November 11, 2009


Going to the grocery store here is a treat. There are several little groceries on almost every street -- probably four small stores within a few steps of our hotel -- and I haven't spent much time in them. I would imagine they're like a corner grocery in any big city.

But the big groceries, the ones in the shopping malls, are pretty amazing. They are what the Europeans call Hypermarkets, with groceries and dry goods and clothes and electronics. And the grocery sections have a vast selection. The yogurt aisle will rival any I saw in France. (And in France, a yogurt aisle is like a U.S. water aisle)

The cost of living here is high only because the cost of housing is high. Food is not a major expense, unless you opt for one the many fancy restaurants in the hotels. But that is the case in almost any city.

I do our weekly shopping on Wednesday, usually. It's the day off I share with Paul. I like it when he goes with me, because it's easier to handle a week's worth of groceries with two people and no car of our own. But he shops like a guy: He goes in, gets what's on my list, and gets out. I like to look at all the amazing things. That's how I find all the new treats I bring him, like teriyaki flavored rice crackers. So while I appreciate his help, I think I'll probably go on my own next time.

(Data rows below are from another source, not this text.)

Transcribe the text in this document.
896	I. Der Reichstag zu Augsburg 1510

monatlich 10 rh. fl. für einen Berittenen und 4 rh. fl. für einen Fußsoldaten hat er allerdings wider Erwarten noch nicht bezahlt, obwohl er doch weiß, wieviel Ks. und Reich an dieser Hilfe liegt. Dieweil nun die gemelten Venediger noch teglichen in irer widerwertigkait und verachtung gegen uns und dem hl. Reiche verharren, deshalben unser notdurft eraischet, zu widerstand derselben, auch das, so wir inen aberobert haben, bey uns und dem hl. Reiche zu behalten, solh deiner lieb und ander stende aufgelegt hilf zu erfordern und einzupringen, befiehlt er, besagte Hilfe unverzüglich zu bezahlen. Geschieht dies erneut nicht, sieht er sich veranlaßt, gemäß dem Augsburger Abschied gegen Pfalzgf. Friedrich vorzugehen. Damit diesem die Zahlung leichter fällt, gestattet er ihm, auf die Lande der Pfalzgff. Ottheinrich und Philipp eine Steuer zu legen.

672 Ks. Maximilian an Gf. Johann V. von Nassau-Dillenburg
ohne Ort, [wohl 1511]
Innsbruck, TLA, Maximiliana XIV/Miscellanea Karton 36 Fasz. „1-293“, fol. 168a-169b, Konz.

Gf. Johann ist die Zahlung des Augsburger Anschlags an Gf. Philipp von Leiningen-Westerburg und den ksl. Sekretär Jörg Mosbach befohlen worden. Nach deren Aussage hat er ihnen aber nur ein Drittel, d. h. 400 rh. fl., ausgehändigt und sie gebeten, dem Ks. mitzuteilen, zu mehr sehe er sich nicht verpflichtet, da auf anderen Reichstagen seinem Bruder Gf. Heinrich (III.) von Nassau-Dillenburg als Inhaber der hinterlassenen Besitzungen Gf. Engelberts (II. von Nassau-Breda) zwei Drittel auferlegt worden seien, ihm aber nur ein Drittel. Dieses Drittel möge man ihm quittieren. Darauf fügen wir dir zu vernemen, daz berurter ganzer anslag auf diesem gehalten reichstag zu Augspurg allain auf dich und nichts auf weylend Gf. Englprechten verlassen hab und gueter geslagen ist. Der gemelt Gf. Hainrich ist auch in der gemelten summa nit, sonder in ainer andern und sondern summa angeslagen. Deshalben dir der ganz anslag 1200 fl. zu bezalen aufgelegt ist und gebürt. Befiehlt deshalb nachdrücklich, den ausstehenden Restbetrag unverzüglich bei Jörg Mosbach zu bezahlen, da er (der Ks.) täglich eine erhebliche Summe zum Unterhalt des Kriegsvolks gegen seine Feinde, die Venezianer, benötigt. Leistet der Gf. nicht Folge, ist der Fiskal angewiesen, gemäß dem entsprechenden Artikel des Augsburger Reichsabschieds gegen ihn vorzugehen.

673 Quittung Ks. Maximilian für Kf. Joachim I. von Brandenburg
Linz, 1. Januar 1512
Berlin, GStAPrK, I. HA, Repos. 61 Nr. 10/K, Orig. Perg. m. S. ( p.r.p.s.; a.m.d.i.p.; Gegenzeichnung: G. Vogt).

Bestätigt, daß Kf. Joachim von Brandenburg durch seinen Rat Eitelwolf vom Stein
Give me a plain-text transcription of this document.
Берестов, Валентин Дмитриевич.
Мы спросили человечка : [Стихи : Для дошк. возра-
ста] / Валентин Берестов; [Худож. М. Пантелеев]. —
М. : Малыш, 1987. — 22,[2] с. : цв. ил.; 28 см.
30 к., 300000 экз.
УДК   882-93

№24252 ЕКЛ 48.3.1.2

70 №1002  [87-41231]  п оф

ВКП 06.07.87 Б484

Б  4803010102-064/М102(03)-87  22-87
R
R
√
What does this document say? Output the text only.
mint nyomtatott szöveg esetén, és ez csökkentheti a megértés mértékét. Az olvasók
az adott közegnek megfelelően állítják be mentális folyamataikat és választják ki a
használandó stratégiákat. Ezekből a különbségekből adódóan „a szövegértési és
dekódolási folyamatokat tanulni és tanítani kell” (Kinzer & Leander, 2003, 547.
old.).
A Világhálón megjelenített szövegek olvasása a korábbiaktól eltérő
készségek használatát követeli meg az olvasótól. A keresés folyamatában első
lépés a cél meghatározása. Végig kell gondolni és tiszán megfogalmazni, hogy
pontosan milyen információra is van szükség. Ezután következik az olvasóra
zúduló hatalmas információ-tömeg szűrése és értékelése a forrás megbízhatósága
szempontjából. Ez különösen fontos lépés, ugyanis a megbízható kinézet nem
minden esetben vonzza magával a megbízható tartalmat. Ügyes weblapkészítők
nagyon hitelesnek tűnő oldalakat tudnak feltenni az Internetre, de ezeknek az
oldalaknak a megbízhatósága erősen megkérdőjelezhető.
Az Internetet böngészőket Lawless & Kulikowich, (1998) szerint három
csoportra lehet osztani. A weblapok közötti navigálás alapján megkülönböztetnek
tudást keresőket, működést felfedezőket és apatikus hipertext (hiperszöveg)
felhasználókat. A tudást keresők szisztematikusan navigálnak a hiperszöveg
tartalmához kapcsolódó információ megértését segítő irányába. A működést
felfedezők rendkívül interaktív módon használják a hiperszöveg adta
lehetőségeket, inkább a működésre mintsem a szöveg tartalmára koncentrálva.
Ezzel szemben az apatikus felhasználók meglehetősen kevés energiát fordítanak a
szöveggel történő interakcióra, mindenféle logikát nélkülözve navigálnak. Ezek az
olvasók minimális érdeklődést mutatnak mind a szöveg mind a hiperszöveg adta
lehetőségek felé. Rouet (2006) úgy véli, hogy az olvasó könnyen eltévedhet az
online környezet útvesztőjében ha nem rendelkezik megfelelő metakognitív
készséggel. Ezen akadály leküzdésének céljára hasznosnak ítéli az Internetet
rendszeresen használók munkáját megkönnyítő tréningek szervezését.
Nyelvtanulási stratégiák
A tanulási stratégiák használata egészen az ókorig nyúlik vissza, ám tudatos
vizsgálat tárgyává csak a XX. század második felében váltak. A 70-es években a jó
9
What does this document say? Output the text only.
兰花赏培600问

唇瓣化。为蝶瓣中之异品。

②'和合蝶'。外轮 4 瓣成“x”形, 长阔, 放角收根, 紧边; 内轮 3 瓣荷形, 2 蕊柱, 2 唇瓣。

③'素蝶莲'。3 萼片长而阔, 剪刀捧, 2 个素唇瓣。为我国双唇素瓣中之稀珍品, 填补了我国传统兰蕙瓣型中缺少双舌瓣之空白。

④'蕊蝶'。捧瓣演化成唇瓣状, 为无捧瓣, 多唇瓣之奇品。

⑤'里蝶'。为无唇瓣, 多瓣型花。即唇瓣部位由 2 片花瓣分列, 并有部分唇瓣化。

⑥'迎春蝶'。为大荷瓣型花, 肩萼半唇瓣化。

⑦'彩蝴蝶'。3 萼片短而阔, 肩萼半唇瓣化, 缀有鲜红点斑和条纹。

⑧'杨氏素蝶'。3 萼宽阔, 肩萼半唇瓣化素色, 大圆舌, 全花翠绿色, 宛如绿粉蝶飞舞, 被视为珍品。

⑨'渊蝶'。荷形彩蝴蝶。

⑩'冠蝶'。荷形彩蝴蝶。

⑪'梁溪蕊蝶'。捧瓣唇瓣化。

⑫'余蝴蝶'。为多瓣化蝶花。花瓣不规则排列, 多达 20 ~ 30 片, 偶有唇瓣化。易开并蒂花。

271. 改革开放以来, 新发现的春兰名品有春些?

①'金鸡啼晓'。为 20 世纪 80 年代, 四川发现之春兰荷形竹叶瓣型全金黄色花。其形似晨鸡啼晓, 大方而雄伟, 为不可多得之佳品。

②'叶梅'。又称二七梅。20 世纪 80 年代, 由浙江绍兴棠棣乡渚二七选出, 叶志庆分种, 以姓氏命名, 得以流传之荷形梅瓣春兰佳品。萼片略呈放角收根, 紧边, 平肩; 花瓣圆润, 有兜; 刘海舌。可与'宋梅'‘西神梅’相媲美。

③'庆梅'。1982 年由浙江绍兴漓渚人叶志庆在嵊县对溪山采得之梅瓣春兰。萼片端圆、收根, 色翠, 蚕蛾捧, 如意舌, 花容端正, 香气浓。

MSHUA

Because Abu Dhabi is an expatriate city, there are goods from all over. In the Lulu Hypermarket, located in the Al Wahda Mall, the array of vegetables, for example, is incredible. You can get four kinds of eggplant and three kinds of pomegranates and a host of things I couldn't identify if my life depended on it. I like that each item has, under the price, the country of origin. I don't know what makes Tunisian pomegranates half the price of Indian ones, though. I can figure out why the perfect tomatoes from Holland are so much more expensive than the imperfect ones from Yemen. But I don't know that they taste better. And for the life of me, I don't know why lettuce is so astonishingly expensive.

Often, in foreign shops where you can get products from home, you pay for the privilege. This isn't usually the case here. A can of soda is 27 cents. You can get cereal and cake mix and Nestle's Quik and Peter Pan peanut butter at about the same price it costs in the U.S. (or less, in the case of cereal). French-branded yogurt is more expensive than local (which is 27 cents for about six ounces). And local cheese is cheaper than imported cheese. But it's still cheaper than at home. I paid about $11 a kilo ($5 a pound) for sliced Dutch cheese. But Feta cheese from Saudi Arabia is 11 dirhams (about $3) a kilo.

Prepared food is astonishingly cheap. I can get a small container of hummous or labneh or cut-up fruit or olives for about $1. A six-pack of fresh pita bread is 27 cents. So there is definitely an incentive to bring my lunch to work instead of ordering out.

What I'm not used to is doing the shopping for a full week, and not cooking. We're still in the hotel, and while there is a full kitchen, there is no stocked pantry. So cooking is often more trouble than it's worth. (And I find I'm missing key things, like a frying pan or a carrot peeler.)

So it's too bad I don't have the outdoor markets I had in Paris, but I have something different here. Next, I hope to find the equivalent of a souk with spices and teas. Abu Dhabi is so good about bringing the world here, I just wish I could find more of the UAE in Abu Dhabi.